Questo romanzo è una fotografia dell’America del primo Novecento, con la borghesia monopolistica al suo apice storico e sociale e, per contro, con la vita del sottoproletariato confinato nei sobborghi affollati delle grandi città. Due realtà così vicine ma così distanti, due civiltà e due lingue composte di concetti e concezioni diverse. London non solo racconta questa dicotomia vivente, ma la critica, focalizzandosi sulla debolezza del dogma del successo e dell’happy ending, della Way of Life americana, fornendo peraltro un patrimonio di tematiche affrontate da scrittori successivi, come ad esempio Fitzgerald nel suo The Great Gatsby.

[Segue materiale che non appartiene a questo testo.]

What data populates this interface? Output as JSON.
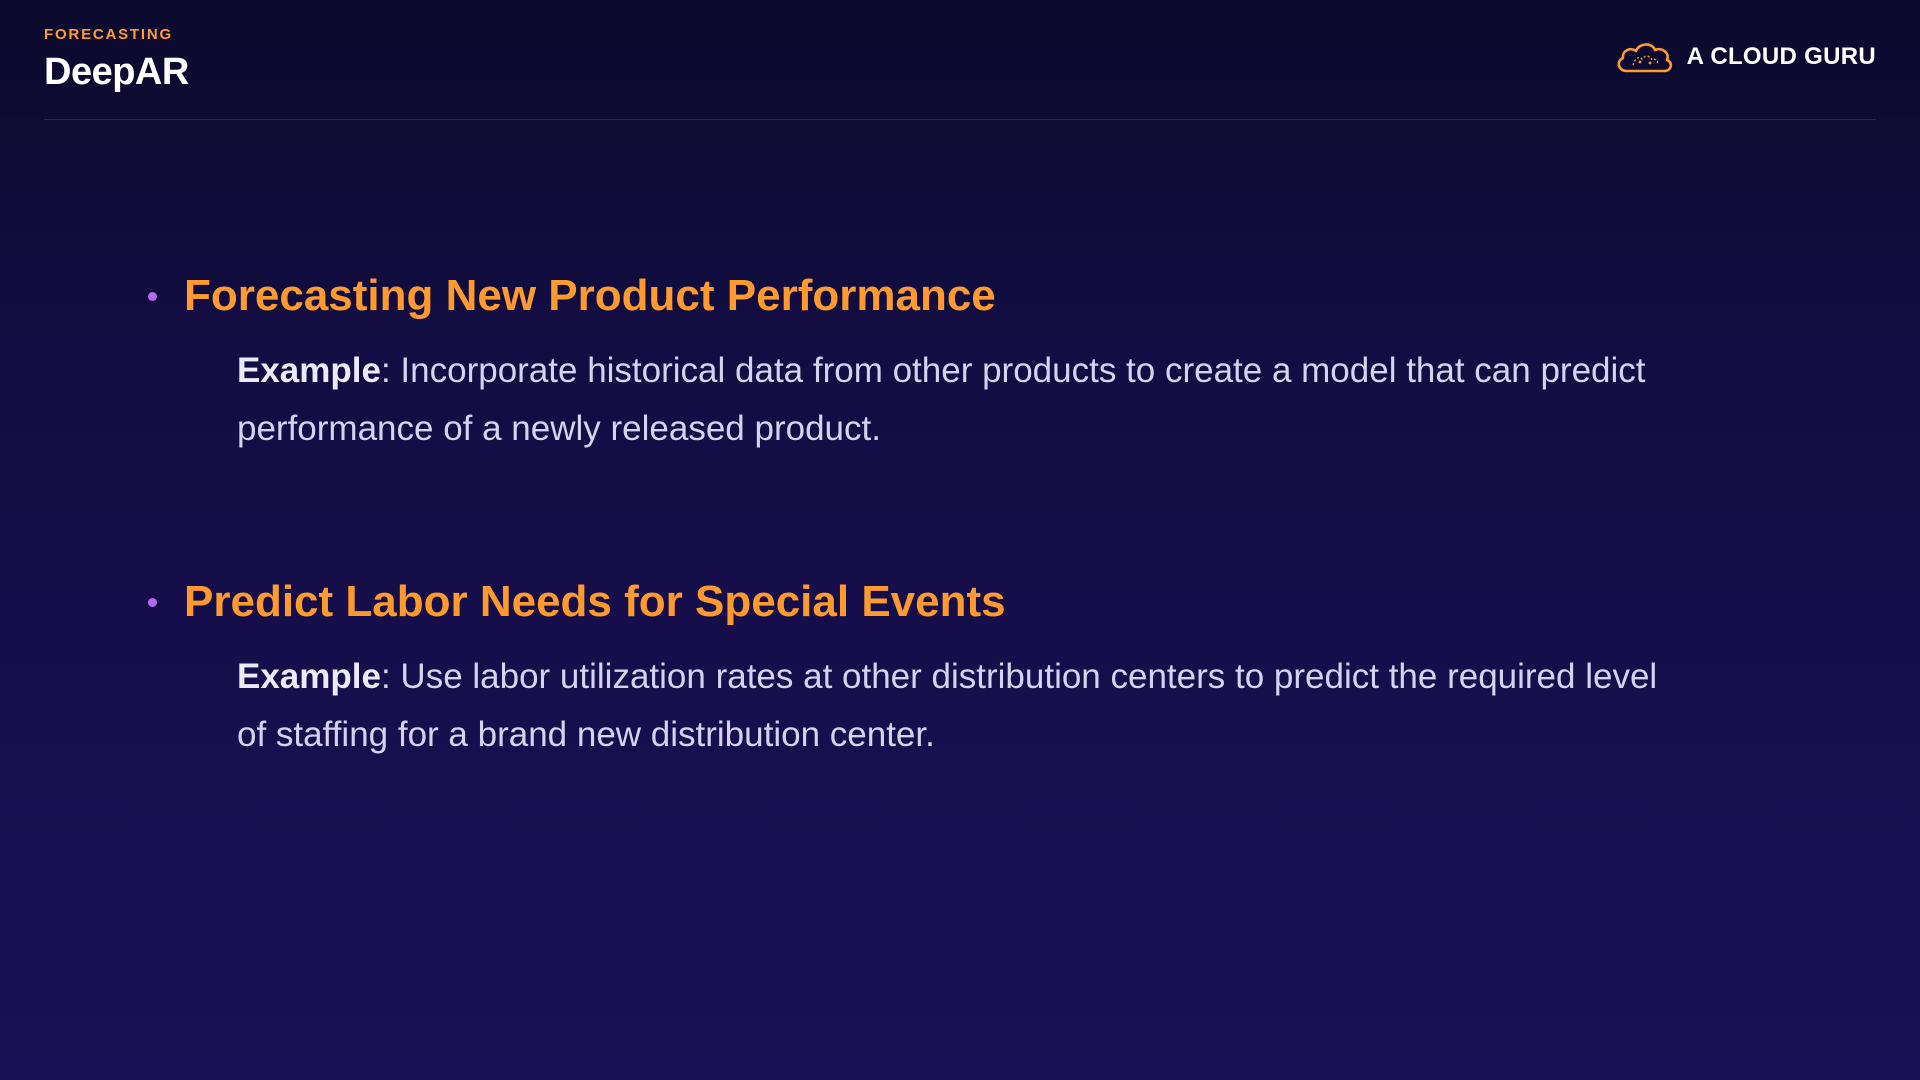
{
  "header": {
    "eyebrow": "FORECASTING",
    "title": "DeepAR"
  },
  "brand": {
    "name": "A CLOUD GURU",
    "logo_icon": "cloud-logo-icon",
    "accent_color": "#ff9a2e"
  },
  "bullets": [
    {
      "title": "Forecasting New Product Performance",
      "example_label": "Example",
      "example_text": ": Incorporate historical data from other products to create a model that can predict performance of a newly released product."
    },
    {
      "title": "Predict Labor Needs for Special Events",
      "example_label": "Example",
      "example_text": ": Use labor utilization rates at other distribution centers to predict the required level of staffing for a brand new distribution center."
    }
  ],
  "colors": {
    "accent": "#ff9a2e",
    "bullet_dot": "#b36bf2",
    "background_top": "#0b0a2c",
    "background_bottom": "#1a1156"
  }
}
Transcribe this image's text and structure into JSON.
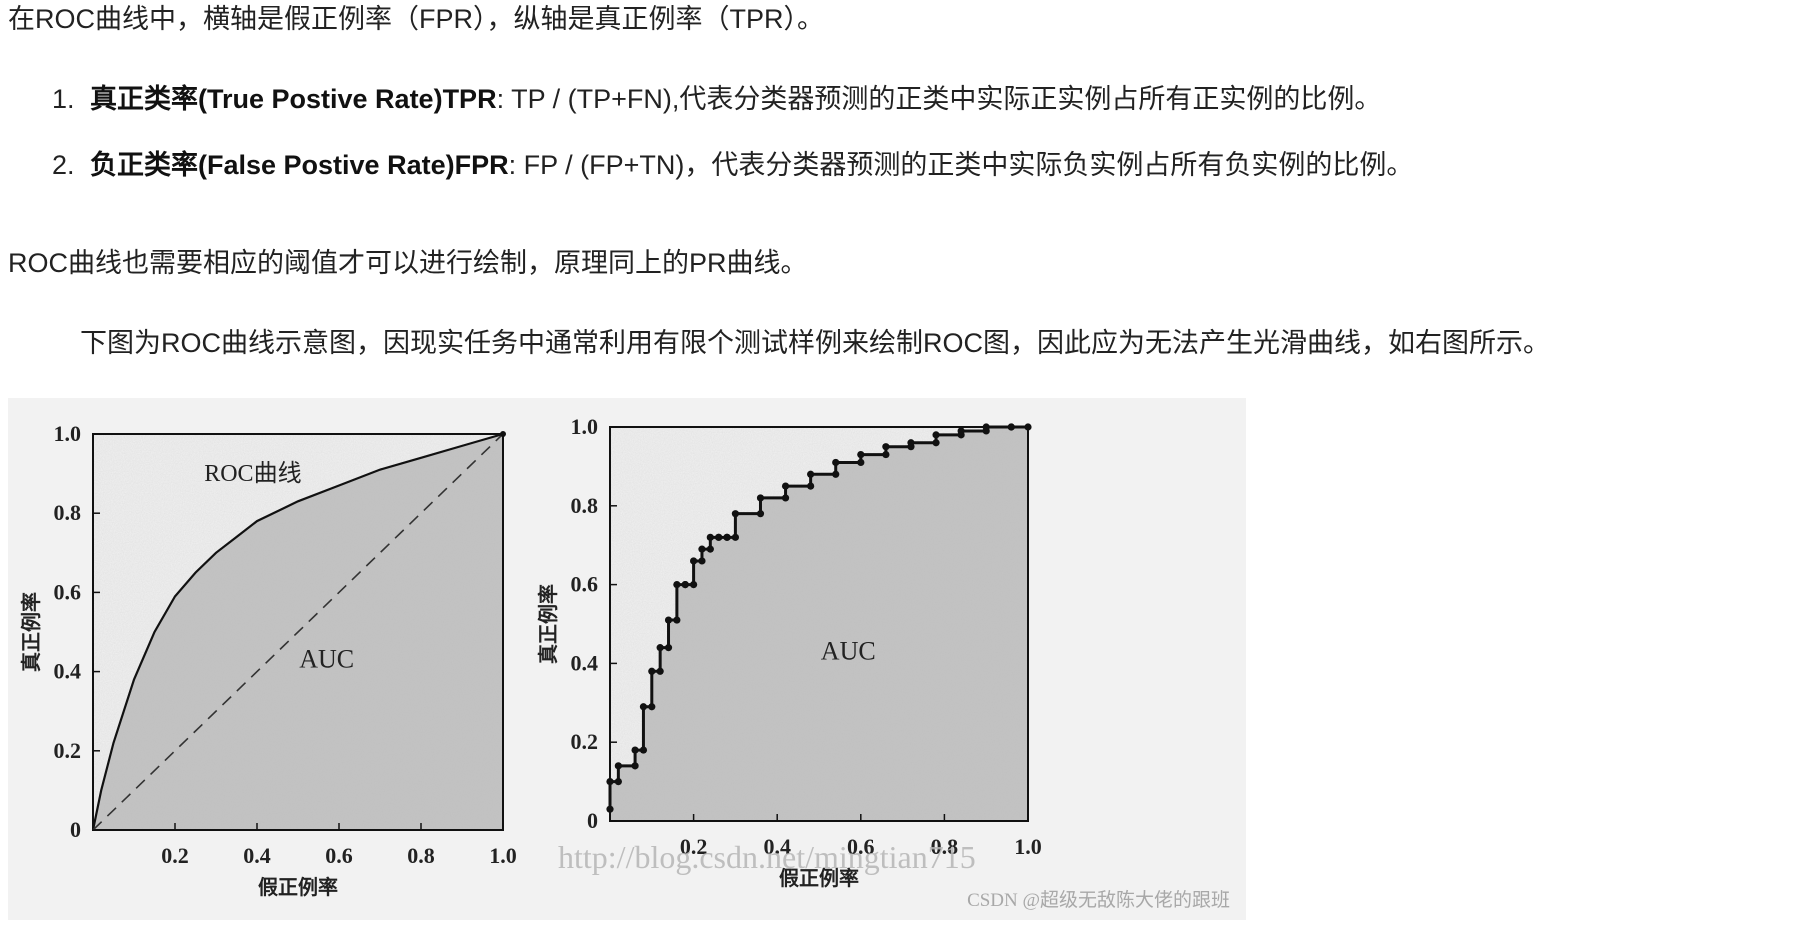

Un’altra interpretazione in merito a Martin Eden è il valore autobiografico dell’opera. Come Martin anche Jack London ha conosciuto la fatica del lavoro manuale, il tormento della fabbrica, e ha conosciuto il popolo dei bassifondi industriali, oltre che aver intrapreso la strada ardua ed estenuante che lo ha portato ad essere scrittore. Ha sempre lavorato, sin dalla giovane età, e la sua vita è stata un’avventura di per sé. London scrive questo libro quando è già all’apice della sua carriera, i suoi romanzi sono ormai noti ed apprezzati, perciò egli può guardare al passato e riversare la sua esperienza sulla carta. Certo, ci sono elementi di finzione, ma il modo in cui egli descrive gli insuccessi e le frustrazioni del protagonista restituiscono agli occhi del lettore un’esperienza concreta, dove il finale non è sicuro.
In Martin Eden, la genesi dello scrittore si manifesta in tutta la sua cruda realtà, fatta di passi incerti, errori iniziali, e del rimbombo di quelle parole di sfiducia pronunciate da osservatori esterni che risuonano nella testa di chi scrive e che rischiano di fargli perdere l’equilibro. In questo libro London ci fa capire che non è semplice essere scrittori, non basta saper scrivere, urge intervenire profondamente sulla coscienza e sulle proprie credenze, intraprendere un viaggio che non ci lascia intatti e immutati. Anche questo è il blocco dello scrittore, la ricerca dei concetti e delle parole, il confronto con la realtà materiale che avviene non appena si stacca la penna dal foglio. Questo tipo di blocco, appesantito dalla ricerca interiore, dal timore di dare alla luce qualcosa di incompleto e insoddisfacente, oppure dalla paura di essere inadatti per comunicare il messaggio di cui si intende farsi portatori, rischia di uccidere una promessa della letteratura sul nascere, privare il mondo di nuove storie, nuove prospettive. Eppure, Martin l’ha vinto, e così anche Jack, ma non senza pagarne il prezzo. Ma non può essere (non deve!) questo articolo a spiegare l’intensità e la bellezza di un’opera come Martin Eden, su cui qui si riporta solo una riflessione, e pertanto si vuole rivolgere l’invito a chi leggerà questo articolo a fare esperienza della storia di Martin Eden.
RIFERIMENTI
Jack London, Martin Eden, Universale Economica Feltrinelli, Milano, 2016. Si segnalano in particolare la postfazione e il commento all’opera di Mario Maffi, docente di Cultura angloamericana all’Università Statale di Milano.